Perihal  jaminan kebebasan yang tidak dapat dibatasi dari apa yang telah disebutkan di atas, hanya dapat terjadi pada keadaan yang pertama, yaitu bebas menentukan apakah ia akan melakukan perjanjian atau tidak. Hal ini terkait dengan persoalan kehendak, atau kemauan dari seseorang yang tidak dapat diganggu gugat, karena belum terjadi hubungan dua pihak, sebagaimana hukum hanya dapat mengatur tata pergaulan sosial.
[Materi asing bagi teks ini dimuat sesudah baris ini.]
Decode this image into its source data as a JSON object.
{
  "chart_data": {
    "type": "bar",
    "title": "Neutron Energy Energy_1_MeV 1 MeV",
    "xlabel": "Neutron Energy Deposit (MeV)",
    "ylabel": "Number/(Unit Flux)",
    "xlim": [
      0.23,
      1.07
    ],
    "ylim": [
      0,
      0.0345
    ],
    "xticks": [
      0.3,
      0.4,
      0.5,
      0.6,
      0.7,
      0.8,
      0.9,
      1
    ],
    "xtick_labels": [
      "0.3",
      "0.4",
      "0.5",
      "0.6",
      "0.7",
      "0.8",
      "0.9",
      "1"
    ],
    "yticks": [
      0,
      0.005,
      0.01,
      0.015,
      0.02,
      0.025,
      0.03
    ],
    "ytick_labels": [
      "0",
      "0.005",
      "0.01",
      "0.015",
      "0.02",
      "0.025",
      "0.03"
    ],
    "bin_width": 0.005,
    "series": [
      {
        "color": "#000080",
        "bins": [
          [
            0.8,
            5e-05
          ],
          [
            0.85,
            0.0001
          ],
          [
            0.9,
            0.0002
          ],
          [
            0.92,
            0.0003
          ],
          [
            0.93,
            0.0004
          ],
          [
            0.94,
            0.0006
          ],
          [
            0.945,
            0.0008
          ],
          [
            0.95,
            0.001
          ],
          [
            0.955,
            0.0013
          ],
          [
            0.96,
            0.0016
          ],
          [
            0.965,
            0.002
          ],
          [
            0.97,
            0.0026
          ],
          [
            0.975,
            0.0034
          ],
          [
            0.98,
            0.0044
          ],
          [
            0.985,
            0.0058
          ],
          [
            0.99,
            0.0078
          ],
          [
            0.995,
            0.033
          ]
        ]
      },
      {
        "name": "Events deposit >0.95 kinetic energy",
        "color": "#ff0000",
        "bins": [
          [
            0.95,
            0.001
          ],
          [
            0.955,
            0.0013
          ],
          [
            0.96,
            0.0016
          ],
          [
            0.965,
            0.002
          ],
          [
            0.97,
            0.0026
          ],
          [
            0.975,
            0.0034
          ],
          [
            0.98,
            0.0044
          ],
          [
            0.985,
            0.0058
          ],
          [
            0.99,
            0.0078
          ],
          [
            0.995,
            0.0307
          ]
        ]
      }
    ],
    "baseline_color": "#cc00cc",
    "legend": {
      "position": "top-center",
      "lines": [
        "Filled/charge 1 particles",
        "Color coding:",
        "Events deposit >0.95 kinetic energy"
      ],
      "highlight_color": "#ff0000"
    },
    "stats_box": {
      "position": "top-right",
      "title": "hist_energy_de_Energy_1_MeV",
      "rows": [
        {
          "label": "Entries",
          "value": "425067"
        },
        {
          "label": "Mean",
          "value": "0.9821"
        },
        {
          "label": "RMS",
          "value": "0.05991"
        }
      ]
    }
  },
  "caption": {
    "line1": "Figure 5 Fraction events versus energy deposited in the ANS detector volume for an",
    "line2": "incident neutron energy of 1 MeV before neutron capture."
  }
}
Sementara pada jenis-jenis kebebasan lainnya, masih ada pembatasannya. Bebas menentukan dengan siapa ia akan melakukan perjanjian, dapat dibatasi oleh pihak yang dianggap tidak cakap melakukan tindakan hukum. Bebas menentukan isi atau klausul perjanjian, dapat dibatasi oleh klausul yang tidak boleh bertentangan dengan undang-undang, ketertiban dan kesusilaan. Bebas menentukan bentuk perjanjian, dapat dibatasi oleh perjanjian yang tidak boleh bertentangan dengan causa yang halal. Untuk kebebasan-kebebasan lainnya yang tidak bertentangan dengan undang-undang, tidak perlu dipersoalkan lagi pembatasannya, sebab kalau sudah dikatakan tidak boleh bertentangan dengan undang-undang, itu sudah pasti wujud kebebasannya sudah dibatasi.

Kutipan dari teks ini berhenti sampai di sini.